Dominated by a need for equality, popular democracy repulses fraternity among classess and doesn't give a fig for liberty. On the contrary, democracy among the intellectuals is avid for liberty and cares little for equality.

The true democrat is a member of a group who has no individuality outside his group.

Contrary to democratic ideas, the psychology of the collective entity called The People is much inferior to that of an isolated man.

Hatred of despotism and love of liberty always have been proclaimed by peoples well adjusted to despotism and very poorly to liberty.

Democratic ideas are among those which are gladly imposed on others but rarely accepted for oneself.

The more the law proclaims equality, the more there developes the need for exterior signs inequality.

The thirst for equality often  is an expression of the desire to have interiors and no superiors.

The artificial notion of equality has given rise to hatred of all those superiorities that constitute the greatness of a nation.

Nature does not recognize equality. The only progress has been through increasing inequalities.

Far from equalising men, civilization accentuates their differentiation more and more each day.

By attributing imaginary powers to science, democracy makes a false god of it.

Socialism, ultimate form of the principle of equality, is a mental state more than a doctrine.

Democracy and socialism, despite appearances, are separated by a profound abyss.

Socialism, which preaches the equalitization of conditions, is in obvious opposition to the democracy of the intellectuals who pretend to be able to achieve the triumph of the more capable.

The hard-heartedness of certain capitalists and the weakness of their morality create many followers of socialism.

When the state tries to protect its citizens too much, they lose their habit of protecting themselves and as a result lose all initiative.

Most beliefs do not bring on disillusion because their paradise is located in downtown here on earth.

The stingy happiness and equality in servitude promised by socialism do not form a strong enough ideal to impassion peoples for a very long time.

Because of its progress, modern civilization creates an ever-increasing mass of unadapted people always ready to struggle against it. They form the majority of socialists.

To live is to struggle. Struggle is universal. Non-combative beings would have made no progress.

If nature had not been pitiless toward the week, the world would be peopled by monsters and no civilization would have taken place.

Only people with lots of cannons have the right to be pacifists.

To withdraw in the face of effort one believes to be useless is to remounce all success in advance.

Fear of be defeated increases the chances of defeat.
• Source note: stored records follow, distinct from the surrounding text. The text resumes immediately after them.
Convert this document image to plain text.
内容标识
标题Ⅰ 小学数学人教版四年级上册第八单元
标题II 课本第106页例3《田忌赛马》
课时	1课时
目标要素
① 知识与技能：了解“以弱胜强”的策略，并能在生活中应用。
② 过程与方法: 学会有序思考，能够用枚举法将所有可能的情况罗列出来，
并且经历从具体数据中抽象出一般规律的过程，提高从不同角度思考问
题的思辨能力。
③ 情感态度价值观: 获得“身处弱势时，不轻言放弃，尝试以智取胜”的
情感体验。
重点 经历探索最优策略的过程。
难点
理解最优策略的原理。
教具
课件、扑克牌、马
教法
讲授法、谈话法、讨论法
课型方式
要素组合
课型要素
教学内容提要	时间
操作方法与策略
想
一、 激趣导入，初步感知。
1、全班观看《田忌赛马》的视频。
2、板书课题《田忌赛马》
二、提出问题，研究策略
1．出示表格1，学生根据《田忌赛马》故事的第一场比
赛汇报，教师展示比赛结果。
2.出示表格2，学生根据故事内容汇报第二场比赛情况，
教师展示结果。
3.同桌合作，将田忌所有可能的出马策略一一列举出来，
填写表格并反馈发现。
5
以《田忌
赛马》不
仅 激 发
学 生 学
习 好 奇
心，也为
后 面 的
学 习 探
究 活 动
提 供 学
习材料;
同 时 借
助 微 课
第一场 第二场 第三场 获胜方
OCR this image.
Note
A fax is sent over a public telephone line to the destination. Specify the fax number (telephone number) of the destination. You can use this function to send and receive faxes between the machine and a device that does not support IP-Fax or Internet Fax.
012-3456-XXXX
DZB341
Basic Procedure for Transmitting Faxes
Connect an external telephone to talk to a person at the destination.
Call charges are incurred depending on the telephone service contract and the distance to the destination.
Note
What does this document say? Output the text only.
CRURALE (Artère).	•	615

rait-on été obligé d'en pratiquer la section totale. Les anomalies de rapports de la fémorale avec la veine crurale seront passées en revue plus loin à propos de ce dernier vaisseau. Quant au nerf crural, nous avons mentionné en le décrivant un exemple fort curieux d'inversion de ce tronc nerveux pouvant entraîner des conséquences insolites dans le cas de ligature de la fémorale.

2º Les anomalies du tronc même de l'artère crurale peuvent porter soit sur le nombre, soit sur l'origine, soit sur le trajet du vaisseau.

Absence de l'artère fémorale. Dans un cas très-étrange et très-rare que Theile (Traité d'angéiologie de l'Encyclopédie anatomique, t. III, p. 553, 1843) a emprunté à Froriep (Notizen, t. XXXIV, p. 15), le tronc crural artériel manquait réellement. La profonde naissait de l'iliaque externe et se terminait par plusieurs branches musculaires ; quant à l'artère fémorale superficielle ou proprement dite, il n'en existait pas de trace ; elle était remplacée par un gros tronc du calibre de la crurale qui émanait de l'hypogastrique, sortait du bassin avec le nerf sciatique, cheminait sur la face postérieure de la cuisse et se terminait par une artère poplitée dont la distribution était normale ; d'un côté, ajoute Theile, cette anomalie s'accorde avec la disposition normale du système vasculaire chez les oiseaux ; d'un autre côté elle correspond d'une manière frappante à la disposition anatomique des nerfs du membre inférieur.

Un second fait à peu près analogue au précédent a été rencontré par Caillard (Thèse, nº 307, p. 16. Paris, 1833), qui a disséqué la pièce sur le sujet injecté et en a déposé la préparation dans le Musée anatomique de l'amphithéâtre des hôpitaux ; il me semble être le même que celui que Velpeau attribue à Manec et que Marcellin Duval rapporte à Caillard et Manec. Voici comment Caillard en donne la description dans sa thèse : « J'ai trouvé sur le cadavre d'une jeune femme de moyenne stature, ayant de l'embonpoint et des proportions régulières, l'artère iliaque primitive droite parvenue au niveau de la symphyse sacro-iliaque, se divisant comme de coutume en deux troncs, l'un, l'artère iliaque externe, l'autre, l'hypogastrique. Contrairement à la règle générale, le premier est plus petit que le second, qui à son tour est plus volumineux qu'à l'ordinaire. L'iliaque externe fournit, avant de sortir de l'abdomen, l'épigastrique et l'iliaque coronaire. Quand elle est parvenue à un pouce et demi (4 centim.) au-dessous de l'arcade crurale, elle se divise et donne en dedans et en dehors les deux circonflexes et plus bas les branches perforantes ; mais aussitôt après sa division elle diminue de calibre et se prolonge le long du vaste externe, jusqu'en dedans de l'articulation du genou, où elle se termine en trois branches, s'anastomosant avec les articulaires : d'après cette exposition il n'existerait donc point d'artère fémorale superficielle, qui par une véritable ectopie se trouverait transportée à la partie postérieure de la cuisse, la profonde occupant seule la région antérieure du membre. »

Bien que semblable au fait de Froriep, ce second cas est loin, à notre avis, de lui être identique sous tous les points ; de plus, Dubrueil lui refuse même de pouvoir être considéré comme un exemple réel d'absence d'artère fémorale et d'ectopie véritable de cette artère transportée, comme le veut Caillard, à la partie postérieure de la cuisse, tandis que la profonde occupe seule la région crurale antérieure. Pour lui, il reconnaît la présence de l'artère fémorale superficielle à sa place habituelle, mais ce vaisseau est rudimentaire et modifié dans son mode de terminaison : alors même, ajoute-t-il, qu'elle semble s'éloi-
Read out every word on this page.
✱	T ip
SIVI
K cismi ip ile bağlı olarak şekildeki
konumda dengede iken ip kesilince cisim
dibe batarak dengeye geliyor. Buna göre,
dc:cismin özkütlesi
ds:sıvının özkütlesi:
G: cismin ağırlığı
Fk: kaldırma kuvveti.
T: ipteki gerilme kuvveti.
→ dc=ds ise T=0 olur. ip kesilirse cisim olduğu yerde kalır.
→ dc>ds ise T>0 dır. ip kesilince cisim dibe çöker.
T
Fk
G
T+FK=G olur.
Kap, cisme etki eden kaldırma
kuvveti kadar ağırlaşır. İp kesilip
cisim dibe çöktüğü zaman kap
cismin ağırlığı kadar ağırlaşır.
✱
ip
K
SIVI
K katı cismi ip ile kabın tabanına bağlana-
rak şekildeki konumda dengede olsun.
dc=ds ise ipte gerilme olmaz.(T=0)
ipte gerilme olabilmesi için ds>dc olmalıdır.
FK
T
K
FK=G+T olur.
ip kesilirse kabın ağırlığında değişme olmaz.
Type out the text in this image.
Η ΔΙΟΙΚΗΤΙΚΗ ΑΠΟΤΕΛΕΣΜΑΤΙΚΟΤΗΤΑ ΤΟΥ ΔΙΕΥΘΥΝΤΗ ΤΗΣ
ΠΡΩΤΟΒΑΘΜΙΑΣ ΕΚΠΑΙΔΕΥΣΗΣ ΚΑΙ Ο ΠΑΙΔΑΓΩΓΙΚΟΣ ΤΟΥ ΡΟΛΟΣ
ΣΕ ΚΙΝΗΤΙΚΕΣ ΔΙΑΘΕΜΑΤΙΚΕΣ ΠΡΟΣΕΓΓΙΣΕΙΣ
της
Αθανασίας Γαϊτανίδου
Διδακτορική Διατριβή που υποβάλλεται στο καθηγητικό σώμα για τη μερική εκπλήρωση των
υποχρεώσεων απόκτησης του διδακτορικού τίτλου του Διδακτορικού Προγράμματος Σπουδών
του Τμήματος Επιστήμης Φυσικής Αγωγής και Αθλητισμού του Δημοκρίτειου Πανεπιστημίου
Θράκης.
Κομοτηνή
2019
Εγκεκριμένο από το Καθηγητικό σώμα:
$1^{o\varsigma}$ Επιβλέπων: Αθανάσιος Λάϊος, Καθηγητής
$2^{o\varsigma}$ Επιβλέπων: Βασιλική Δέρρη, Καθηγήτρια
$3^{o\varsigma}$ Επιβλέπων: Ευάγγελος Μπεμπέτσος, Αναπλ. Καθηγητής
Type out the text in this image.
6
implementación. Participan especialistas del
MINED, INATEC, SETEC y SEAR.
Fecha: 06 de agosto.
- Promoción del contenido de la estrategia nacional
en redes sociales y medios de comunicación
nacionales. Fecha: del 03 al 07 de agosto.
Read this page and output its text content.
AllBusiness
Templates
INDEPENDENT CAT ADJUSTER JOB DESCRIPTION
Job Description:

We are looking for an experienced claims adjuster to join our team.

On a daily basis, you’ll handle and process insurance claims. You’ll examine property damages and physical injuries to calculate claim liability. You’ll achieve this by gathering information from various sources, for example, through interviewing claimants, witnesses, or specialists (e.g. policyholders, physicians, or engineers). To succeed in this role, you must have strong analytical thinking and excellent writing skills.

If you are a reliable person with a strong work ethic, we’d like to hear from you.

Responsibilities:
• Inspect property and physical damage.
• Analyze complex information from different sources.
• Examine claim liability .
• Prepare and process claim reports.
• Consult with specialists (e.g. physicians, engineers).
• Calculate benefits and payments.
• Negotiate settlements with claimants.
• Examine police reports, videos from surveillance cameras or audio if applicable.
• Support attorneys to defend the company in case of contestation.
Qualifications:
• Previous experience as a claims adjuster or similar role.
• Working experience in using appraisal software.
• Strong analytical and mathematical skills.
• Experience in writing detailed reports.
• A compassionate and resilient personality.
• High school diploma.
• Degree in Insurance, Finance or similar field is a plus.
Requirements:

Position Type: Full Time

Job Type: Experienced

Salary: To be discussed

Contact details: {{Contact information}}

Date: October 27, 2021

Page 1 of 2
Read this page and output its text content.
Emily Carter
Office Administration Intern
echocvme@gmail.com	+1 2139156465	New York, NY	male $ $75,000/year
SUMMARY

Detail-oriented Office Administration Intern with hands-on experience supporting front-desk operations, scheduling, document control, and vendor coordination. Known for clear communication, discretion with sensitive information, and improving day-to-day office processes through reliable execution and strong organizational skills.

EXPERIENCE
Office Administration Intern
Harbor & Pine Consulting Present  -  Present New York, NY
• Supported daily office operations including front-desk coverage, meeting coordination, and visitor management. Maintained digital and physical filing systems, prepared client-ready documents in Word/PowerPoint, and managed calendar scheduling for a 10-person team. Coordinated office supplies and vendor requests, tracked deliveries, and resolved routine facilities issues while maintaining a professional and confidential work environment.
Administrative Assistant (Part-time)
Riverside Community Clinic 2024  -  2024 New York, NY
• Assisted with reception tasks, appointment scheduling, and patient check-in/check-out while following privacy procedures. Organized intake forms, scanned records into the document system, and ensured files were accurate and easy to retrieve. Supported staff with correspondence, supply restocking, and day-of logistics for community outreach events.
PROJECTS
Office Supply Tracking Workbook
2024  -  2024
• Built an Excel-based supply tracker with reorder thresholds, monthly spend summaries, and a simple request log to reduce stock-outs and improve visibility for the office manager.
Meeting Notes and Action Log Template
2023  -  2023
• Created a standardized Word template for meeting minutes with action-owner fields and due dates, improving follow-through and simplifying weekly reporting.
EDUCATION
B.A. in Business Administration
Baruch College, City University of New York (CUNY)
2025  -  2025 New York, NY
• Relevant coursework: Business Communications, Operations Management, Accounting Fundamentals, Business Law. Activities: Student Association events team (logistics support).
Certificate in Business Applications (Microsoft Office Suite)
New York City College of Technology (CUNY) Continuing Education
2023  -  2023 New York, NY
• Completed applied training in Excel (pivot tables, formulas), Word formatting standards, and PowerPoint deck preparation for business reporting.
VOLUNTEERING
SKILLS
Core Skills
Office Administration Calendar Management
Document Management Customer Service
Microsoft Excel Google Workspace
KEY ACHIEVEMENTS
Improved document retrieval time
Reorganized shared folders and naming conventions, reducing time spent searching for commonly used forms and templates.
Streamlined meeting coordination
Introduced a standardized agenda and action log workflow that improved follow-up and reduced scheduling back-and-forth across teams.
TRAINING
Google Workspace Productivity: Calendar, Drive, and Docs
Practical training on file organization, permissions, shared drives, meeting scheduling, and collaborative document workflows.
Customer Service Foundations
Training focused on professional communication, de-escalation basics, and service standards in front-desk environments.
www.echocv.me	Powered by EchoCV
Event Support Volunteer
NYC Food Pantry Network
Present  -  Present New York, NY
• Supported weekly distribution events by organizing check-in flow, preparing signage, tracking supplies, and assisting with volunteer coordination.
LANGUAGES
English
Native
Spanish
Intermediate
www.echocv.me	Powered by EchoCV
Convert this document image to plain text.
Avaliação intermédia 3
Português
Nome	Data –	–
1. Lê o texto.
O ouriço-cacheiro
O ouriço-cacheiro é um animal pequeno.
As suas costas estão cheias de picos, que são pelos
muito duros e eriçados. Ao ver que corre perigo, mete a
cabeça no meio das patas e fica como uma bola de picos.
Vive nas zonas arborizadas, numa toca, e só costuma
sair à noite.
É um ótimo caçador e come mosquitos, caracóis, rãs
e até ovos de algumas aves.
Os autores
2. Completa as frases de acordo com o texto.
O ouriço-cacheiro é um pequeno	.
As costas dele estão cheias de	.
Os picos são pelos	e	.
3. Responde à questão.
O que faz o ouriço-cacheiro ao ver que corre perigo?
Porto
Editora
An army persuaded of its superiority doubles its courage and changes of victory.

Individual courage is rarer than collective courage.

Economic interests lead people to long for peace, but their differences of feeling and beliefs always push them into war.

A truly pacifist people would quickly disappear from history.

The only lasting revolutions are those of thought.

Scientific revolutions are uniquely derived from reason; political and religious revolutions derive from affective, mystical and collective elements.

Scientific revolutions transform people's lives much more than political revolutions.

Revolutions, like wars, represent the externalization of conflicts between psychological forces.

The really miserable man is one persuaded that his condition is miserable.

Mental contagion is the most powerful factor in a revolution.

The majority of men want to be led, not to revolt.

Among certain men, revolution is a mental state. No concession could appease it.

The beginning of revolution generally arises from the ending of beliefs.

To be guided by wrong but popular opinions is the imperative condition of all democratic governments.

Inflation, humanitarianism and fear always are the great factors in the conduct of democratic governments.

Limited by fear of responsibility, individual despotism always is less oppressive than collective despotism, which always is irresponsible.

Individual tyranny is easily overthrown. Against collective tyranny, the oppressed have no force.

What one detests in a tyranny is not always tyranny itself but the individuals who exercise it.

The worst tyrants are easily accepted for so long as they remain anonymous.